Injourney Airports: Kualanamu, YIA, hingga Sultan Hasanuddin Bakal Padat Saat Nataru
TANGERANG, investortrust.id — PT Angkasa Pura Indonesia (Persero) atau Injourney Airports mengungkapkan sejumlah bandara diperkirakan mengalami kepadatan penumpang pada periode angkutan Natal 2025 dan Tahun Baru 2026 (Nataru 2025/2026), selain Bandara I Gusti Ngurah Rai (DPS), Bali, dan Bandara Internasional Soekarno-Hatta (CGK), Tangerang.
Direktur Utama Injourney Airports, M Rizal Pahlevi menyatakan, Bandara Internasional Kualanamu (KNO), Sumatra Utara, menjadi salah satu bandara yang diproyeksikan padat selama periode tersebut. “Kualanamu,” katanya saat ditemui di Terminal 3 Bandara Internasional Soekarno-Hatta, Tangerang, Rabu (17/12/2025).
Baca Juga
Simak Kesiapan 37 Bandara dan 16. 000 Personel injourney Hadapi Libur Nataru
Selain KNO, Rizal menyebutkan sejumlah bandara di Jawa Tengah juga diperkirakan mengalami peningkatan trafik, mulai dari Bandara Internasional Yogyakarta (YIA) di Kulon Progo, Bandara Internasional Adi Soemarmo (SOC) di Solo, dan Bandara Internasional Jenderal Ahmad Yani (SRG) di Semarang. “Seperti Jogja, Semarang, Solo, YIA (Kulon Progo),” ucap Rizal.
Adapun di wilayah timur Indonesia, Bandara Internasional Sultan Hasanuddin (UPG), Makassar, juga diperkirakan menjadi salah satu titik dengan pergerakan penumpang yang tinggi. “Dan timurnya Ujung Pandang,” tutur Rizal.
Untuk penerbangan internasional, Rizal menyampaikan, destinasi favorit masih relatif sama seperti tahun-tahun sebelumnya. “Kalau internasionalnya memang seperti tahun-tahun sebelumnya, Singapura menjadi favorit.
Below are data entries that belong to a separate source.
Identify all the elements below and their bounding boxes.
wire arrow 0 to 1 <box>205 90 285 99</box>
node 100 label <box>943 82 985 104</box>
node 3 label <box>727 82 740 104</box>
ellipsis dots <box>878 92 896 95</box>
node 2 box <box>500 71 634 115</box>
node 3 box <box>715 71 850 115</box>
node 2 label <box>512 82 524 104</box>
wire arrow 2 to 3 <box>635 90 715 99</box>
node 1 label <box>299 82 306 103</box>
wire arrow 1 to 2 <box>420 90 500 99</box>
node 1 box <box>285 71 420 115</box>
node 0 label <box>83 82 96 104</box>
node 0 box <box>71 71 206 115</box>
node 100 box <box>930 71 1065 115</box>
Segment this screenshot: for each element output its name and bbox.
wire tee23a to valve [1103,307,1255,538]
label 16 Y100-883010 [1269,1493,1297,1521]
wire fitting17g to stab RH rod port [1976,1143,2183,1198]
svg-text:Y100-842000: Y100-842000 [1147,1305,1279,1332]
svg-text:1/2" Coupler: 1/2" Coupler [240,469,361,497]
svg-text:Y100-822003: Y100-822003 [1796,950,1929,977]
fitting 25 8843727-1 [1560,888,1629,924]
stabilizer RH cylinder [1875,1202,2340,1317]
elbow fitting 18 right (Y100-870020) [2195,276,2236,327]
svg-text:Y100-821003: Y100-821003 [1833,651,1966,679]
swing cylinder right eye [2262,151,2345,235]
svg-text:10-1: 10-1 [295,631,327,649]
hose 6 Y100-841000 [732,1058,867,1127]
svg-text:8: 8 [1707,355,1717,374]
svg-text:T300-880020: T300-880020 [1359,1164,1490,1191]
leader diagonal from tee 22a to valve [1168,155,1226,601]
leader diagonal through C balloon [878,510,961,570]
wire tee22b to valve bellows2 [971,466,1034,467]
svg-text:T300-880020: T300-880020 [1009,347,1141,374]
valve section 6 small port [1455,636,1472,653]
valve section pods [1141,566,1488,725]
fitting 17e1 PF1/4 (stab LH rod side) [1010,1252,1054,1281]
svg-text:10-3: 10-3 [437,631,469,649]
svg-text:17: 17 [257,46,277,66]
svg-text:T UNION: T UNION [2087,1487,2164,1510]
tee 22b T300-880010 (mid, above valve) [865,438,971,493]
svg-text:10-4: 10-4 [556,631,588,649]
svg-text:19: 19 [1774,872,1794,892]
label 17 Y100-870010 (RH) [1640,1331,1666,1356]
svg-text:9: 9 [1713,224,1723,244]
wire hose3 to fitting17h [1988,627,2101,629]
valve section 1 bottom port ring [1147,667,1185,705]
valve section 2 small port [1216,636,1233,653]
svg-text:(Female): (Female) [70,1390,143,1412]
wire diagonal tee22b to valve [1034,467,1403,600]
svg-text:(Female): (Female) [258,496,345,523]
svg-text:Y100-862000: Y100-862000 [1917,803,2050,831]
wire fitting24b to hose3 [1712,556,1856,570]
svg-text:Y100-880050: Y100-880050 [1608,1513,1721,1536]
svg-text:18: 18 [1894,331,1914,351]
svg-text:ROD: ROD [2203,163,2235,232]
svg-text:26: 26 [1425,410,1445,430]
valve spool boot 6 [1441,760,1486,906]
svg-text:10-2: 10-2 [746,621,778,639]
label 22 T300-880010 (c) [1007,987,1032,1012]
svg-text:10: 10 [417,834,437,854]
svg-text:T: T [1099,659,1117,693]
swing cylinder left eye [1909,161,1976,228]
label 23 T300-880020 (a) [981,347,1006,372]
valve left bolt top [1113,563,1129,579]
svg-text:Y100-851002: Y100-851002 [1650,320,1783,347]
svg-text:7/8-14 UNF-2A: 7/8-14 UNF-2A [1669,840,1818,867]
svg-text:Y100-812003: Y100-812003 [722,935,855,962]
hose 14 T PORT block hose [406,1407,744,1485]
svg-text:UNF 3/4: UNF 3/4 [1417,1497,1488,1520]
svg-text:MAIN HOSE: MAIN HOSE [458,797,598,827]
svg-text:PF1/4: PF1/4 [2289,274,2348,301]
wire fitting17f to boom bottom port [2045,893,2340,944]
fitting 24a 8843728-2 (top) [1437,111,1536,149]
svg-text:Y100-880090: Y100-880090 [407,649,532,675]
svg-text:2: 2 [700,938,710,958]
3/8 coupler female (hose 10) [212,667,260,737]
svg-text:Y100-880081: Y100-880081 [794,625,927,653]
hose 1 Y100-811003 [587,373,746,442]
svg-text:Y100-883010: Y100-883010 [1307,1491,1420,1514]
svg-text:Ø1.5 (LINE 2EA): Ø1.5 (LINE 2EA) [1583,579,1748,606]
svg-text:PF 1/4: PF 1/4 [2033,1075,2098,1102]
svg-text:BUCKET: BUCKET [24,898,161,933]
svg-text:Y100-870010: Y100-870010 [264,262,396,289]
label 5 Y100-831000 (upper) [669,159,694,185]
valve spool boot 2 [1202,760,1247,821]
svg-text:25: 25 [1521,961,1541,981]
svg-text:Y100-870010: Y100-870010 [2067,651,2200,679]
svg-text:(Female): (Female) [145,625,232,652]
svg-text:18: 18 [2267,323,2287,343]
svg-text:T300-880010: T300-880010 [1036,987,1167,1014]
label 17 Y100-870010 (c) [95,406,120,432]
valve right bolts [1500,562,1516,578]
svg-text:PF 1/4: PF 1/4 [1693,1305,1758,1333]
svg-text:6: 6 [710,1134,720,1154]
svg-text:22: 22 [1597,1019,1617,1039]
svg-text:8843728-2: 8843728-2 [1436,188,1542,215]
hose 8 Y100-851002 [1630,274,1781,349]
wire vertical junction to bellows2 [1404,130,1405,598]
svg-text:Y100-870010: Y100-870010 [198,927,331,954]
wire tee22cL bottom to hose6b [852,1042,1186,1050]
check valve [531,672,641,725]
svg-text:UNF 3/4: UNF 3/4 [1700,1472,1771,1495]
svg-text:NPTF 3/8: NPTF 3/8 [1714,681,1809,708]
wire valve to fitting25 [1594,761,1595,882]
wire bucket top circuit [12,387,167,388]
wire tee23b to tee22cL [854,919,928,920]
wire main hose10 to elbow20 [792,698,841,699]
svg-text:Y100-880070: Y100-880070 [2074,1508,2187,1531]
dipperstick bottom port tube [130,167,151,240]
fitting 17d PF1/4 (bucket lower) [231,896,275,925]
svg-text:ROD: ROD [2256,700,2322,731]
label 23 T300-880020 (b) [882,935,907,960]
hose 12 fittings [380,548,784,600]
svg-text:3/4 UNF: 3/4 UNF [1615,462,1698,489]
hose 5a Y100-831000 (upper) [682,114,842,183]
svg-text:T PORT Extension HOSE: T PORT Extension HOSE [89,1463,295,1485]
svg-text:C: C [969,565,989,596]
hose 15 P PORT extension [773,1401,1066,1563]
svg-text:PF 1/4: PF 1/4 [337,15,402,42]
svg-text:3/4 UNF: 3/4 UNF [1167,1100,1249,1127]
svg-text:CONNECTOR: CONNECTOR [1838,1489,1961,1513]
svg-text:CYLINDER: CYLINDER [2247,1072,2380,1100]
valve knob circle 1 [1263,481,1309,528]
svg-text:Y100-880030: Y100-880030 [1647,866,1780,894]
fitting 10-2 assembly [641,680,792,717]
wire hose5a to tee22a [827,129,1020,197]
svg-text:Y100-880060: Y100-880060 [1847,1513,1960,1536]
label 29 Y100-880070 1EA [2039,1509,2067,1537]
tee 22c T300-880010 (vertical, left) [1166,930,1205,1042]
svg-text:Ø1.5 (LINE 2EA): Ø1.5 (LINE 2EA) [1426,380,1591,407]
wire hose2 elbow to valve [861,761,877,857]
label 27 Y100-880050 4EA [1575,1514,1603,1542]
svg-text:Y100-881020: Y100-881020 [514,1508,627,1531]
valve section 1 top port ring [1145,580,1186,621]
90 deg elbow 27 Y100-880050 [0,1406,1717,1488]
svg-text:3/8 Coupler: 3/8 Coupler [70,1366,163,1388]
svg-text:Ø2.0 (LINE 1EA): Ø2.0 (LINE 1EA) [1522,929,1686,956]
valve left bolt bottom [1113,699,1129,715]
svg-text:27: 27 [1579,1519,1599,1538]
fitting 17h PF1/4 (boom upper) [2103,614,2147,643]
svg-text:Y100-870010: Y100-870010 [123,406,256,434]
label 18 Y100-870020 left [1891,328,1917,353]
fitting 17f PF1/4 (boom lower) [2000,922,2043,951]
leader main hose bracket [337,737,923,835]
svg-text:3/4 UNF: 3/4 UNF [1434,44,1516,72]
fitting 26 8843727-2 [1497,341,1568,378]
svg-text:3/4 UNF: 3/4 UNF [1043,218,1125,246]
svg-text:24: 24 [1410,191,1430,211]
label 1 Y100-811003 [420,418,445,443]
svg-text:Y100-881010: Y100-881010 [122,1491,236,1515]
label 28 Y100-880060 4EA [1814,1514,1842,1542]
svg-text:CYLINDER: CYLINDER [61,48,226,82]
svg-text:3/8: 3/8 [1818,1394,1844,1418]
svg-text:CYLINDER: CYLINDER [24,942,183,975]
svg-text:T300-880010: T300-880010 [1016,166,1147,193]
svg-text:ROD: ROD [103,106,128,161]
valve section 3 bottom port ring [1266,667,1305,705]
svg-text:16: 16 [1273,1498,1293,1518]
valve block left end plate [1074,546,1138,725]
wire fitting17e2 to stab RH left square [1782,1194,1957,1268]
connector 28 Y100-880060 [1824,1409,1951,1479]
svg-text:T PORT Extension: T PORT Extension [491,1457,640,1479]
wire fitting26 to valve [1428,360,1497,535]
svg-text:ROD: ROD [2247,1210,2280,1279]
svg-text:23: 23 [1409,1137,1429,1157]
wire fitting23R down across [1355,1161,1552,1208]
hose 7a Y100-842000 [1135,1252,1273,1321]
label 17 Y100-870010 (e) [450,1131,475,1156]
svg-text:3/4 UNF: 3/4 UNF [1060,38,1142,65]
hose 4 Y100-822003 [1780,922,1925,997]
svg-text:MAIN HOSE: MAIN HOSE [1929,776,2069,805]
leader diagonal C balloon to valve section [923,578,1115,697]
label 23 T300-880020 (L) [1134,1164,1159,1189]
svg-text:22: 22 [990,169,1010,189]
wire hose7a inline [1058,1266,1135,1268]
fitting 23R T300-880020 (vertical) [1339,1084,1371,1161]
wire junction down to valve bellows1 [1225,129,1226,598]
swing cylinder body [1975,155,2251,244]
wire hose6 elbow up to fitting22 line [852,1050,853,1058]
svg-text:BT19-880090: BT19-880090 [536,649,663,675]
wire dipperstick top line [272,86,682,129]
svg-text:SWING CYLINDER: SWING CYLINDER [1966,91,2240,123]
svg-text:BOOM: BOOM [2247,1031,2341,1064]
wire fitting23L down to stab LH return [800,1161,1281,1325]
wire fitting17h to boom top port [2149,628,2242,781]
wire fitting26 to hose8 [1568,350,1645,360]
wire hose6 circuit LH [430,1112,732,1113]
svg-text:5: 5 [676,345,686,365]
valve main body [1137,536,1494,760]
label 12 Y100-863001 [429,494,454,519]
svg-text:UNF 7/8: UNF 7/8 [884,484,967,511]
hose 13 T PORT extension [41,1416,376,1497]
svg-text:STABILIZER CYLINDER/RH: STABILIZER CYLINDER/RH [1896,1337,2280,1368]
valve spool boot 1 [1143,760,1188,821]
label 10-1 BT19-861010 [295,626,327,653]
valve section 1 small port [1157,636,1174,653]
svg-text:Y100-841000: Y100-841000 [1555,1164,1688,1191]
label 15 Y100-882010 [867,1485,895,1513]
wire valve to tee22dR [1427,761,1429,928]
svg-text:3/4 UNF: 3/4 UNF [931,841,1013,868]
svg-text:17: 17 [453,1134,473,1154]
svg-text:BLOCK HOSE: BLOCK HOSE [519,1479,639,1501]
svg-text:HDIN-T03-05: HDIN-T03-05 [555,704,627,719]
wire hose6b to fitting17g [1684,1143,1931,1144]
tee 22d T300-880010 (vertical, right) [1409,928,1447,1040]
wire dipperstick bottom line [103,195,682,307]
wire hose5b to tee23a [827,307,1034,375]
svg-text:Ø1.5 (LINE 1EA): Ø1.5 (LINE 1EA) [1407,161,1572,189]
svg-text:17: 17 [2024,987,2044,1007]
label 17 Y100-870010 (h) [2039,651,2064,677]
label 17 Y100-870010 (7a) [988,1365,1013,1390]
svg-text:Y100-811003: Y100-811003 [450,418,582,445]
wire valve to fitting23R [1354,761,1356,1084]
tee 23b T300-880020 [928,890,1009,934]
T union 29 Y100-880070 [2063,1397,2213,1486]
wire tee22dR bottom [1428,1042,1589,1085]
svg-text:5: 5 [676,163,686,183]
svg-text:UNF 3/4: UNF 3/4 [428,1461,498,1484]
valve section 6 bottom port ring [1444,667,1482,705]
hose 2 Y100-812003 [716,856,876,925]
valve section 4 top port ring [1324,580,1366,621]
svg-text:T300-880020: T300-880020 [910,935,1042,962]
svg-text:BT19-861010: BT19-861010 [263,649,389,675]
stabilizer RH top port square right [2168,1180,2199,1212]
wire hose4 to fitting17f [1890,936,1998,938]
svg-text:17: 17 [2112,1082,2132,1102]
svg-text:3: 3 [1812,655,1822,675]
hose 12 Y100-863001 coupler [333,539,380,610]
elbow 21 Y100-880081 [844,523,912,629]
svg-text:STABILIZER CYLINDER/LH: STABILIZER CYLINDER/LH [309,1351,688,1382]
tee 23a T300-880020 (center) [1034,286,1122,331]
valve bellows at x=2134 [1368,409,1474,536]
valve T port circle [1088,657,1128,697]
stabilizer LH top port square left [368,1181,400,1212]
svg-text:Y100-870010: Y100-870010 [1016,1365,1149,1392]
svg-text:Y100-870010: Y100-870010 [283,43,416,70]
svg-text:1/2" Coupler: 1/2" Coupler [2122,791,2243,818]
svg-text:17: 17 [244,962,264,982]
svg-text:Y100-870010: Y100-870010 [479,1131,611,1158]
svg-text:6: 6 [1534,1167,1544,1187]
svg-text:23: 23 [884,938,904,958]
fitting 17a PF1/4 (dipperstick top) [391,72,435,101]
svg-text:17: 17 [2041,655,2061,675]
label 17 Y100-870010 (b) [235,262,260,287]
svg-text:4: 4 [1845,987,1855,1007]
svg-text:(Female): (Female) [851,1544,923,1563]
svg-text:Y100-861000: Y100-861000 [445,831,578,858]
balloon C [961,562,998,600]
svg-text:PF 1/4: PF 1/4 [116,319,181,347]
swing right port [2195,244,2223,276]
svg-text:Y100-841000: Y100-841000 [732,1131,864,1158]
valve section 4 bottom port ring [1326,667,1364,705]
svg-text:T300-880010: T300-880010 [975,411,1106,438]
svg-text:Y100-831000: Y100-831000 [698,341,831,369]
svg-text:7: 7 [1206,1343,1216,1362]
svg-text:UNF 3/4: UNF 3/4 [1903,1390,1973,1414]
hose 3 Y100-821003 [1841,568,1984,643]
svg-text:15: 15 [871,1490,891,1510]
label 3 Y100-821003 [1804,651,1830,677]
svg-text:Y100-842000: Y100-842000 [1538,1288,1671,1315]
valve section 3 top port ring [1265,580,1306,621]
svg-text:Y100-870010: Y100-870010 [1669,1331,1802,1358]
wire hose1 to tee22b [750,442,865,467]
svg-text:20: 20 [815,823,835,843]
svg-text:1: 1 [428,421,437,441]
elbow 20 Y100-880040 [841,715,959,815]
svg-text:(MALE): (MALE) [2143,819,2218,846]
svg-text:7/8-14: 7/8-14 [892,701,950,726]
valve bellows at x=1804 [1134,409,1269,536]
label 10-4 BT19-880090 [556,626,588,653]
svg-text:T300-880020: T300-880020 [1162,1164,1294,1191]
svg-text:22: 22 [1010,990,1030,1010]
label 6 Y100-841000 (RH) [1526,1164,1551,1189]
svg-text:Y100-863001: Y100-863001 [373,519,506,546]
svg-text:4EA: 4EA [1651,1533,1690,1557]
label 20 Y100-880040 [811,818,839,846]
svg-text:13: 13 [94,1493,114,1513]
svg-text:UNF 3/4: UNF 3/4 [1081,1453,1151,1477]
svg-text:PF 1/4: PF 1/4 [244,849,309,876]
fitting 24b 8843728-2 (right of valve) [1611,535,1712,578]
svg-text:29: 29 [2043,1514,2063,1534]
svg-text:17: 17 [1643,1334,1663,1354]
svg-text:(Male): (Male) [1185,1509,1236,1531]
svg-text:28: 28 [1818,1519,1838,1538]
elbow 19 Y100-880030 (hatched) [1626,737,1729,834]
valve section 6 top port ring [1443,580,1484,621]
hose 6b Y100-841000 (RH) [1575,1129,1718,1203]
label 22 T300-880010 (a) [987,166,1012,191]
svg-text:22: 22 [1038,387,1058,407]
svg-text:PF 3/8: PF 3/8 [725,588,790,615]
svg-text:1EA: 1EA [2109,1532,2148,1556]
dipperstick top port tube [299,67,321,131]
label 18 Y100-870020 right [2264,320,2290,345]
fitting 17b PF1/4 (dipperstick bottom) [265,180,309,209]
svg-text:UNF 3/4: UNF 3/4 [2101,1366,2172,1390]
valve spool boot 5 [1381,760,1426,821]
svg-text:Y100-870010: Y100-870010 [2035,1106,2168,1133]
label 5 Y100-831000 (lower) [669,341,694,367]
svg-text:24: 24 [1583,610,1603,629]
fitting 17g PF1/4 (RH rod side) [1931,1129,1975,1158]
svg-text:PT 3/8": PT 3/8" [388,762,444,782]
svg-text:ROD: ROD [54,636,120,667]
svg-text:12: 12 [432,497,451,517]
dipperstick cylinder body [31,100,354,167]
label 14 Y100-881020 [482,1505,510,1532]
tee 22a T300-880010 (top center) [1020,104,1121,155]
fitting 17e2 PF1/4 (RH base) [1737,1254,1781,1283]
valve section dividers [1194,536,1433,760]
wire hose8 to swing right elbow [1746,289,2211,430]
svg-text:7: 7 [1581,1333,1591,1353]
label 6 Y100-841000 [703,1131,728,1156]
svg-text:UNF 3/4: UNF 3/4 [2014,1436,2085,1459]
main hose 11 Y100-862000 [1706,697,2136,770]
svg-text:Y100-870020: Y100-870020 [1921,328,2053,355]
Malaysia, Kuala Lumpur menjadi favorit,” katanya.
Di sisi lain, Rizal memaparkan, pergerakan penumpang pesawat di 37 bandara yang dikelola diproyeksikan mencapai 10,5 juta orang, meningkat 4,1% dibandingkan Nataru tahun sebelumnya.
Baca Juga
Eks Direktur Komersial dan Pelayanan PT Angkasa Pura II itu menyatakan, periode angkutan Nataru berlangsung pada 15 Desember 2025 hingga 4 Januari 2026.
“Pada periode Nataru ini jumlah penumpang pesawat di seluruh bandara Injourney Airports secara kumulatif diproyeksikan mencapai 10,5 juta penumpang atau naik 4,1%,” kata Rizal.
Puncak arus penumpang sebelum Natal diperkirakan terjadi pada 20 dan 21 Desember 2025 dengan sekitar 590.000 penumpang per hari. Adapun puncak arus penumpang setelah Tahun Baru diperkirakan berlangsung pada 3 Januari 2026 dengan sekitar 560.000 penumpang dan pada 4 Januari 2026 sekitar 522.000 penumpang.
Perseroan juga memproyeksikan, jumlah penumpang di Bandara Soekarno-Hatta pada periode Nataru 2025/2026 akan mencapai sekitar 3 juta orang. Sedangkan, Bandara I Gusti Ngurah Rai diperkirakan melayani sekitar 1,36 juta penumpang.
“Di Bandara Soekarno-Hatta jumlah penumpang pada periode Nataru ini diproyeksikan sekitar 3 juta penumpang atau naik 3,3%. Sementara di Bandara I Gusti Ngurah Rai jumlah penumpang diperkirakan mencapai 1,36 juta penumpang atau tumbuh 13,3%,” ungkap Rizal.